For more than ten years, the at the Department of Electrical Engineering and Information Technology (etit), headed by Professor Tran Quoc Khanh, has been researching innovations in the field of lighting technology together with Laboratory of Adaptive Lighting Systems and Visual Processing. This cooperation has now been taken to a new level. The TU Darmstadt was recently accepted as the first “OpenLab” in a research network that Stellantis operates with various renowned universities. The aim of the strategic partnership is to jointly develop a completely new technological generation of automotive lighting. Stellantis
“We want to revolutionise automotive lighting technology – and accompany the development through all stages, from research, prototypes and testers to the finished product”, explains Tran Quoc Khanh.
To this end, the automotive manufacturing corporation is initially funding three doctoral positions for the next four years, which are dedicated to research on various areas of automotive lighting technology. The first tests with a prototype are already planned for 2022. Another advantage of working with Stellantis: “We are able to access the corporation's technical infrastructures, such as test vehicles, which allows us to test our developments directly in the field”, explains doctoral student Anil Erkan.
We want to revolutionise automotive lighting technology - and accompany the development through all stages, from research, prototypes and testers to the finished product.

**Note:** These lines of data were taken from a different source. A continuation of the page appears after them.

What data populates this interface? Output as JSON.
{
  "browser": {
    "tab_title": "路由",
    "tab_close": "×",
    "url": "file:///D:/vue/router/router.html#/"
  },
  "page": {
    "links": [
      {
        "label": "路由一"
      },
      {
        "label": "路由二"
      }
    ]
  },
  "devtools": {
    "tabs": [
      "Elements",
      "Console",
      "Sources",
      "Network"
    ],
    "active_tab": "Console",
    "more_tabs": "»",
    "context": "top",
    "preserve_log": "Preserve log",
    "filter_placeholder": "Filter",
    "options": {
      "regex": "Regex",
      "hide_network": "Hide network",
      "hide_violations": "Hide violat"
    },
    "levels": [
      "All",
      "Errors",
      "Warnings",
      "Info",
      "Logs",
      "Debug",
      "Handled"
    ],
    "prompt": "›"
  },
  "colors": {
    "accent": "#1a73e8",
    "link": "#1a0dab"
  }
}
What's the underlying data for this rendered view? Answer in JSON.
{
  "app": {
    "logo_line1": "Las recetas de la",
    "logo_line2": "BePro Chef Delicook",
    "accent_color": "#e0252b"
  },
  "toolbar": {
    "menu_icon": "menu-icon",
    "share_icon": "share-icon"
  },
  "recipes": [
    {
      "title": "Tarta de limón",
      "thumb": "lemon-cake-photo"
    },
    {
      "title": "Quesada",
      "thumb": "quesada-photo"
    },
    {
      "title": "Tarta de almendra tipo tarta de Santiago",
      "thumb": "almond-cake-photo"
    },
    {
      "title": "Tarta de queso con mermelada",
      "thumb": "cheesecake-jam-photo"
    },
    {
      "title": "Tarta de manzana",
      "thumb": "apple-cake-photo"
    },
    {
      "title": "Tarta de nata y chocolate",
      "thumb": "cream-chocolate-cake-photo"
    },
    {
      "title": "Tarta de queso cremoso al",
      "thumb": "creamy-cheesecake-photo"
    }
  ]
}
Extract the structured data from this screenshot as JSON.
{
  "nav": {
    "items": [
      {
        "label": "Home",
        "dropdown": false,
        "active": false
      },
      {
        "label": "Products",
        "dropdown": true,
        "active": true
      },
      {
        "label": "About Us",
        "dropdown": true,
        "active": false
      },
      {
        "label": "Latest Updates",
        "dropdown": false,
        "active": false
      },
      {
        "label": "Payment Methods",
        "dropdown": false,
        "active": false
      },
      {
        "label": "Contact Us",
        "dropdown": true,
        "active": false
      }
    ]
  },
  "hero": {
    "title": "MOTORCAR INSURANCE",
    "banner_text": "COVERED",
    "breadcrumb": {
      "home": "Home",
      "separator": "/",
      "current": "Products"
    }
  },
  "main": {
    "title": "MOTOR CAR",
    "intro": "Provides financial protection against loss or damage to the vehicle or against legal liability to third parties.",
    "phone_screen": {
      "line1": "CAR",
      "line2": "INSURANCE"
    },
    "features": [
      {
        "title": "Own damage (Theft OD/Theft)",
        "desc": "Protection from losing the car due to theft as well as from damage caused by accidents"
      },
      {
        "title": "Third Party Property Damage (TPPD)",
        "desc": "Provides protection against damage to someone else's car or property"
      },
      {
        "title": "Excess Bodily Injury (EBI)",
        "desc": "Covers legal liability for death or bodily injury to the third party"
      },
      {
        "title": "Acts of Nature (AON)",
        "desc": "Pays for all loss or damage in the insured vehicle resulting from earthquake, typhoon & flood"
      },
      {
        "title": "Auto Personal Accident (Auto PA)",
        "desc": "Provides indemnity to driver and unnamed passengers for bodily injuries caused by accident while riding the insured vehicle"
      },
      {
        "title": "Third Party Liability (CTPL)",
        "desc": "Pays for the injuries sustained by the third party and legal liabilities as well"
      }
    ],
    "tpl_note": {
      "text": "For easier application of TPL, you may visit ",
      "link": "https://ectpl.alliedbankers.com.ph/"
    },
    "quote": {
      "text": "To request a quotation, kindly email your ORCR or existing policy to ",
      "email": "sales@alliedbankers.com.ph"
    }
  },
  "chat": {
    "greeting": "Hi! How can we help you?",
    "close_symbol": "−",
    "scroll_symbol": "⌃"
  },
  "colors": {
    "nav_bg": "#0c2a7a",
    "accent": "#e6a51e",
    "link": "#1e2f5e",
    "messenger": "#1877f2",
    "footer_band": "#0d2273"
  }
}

Professor Tran Quoc Khanh, Head of the Laboratory of Adaptive Lighting Systems and Visual Processing
Further research focuses on the camera systems of automatic assistance systems such as distance, lane departure or emergency brake assistants, interior lighting as well as the communication of vehicles with other road users. “We take a holistic view of the subject of light. After all, light is highly relevant in many areas of the automobile, and this goes far beyond headlights,” says Philipp Röckl, who heads the OpenLab for lighting technology projects at Stellantis.
First vehicles on the road by 2028
The research project between Stellantis and the etit research team is initially scheduled for four years. However, the aim is already a strategic cooperation for the next ten years and beyond. “We have been working with the experts in Professor Khanh's field for many years. This cooperation in the field of lighting technology will be intensified and strengthened in the long term through the OpenLab”, says Röckl.
The research is innovative and market-oriented. Head of Department Khanh predicts: “If everything goes as planned, the first vehicles with the lighting technologies developed by our laboratory and Stellantis will be seen on the roads by 2028 – and they will have one of the smartest lighting technologies in the world.”
At the Technical University of Darmstadt, we are convinced that the creation of true innovations requires a deep, multidirectional exchange between all partners involved and can only succeed if we act together and cooperatively
Professor Jens Schneider, TU Darmstadt's Vice President for Transfer and International Affairs
Professor Jens Schneider, TU Darmstadt's Vice President for Transfer and International Affairs, also emphasises the great relevance of cooperation projects like the one with Stellantis. “The great importance of technical innovations, as well as the capability to develop them, have recently been brought into sharper focus thanks to the emphasis on this topic in the coalition agreement of Germany's new federal government. And quite rightly so”, he continues. “At the Technical University of Darmstadt, we are convinced that the creation of true innovations requires a deep, multidirectional exchange between all partners involved and can only succeed if we act together and cooperatively.”
He is positive about TU Darmstadt's inclusion in the Stellantis global research network and explains: “As a technical university, we provide new ideas and innovative methods and technologies from research for important future topics such as autonomous driving and AI in the automotive sector; our partners in industry provide the opportunity to put these ideas to the test in concrete application via their infrastructure. The results of this, in turn, benefit us in research and teaching. It's a win-win situation for both sides.”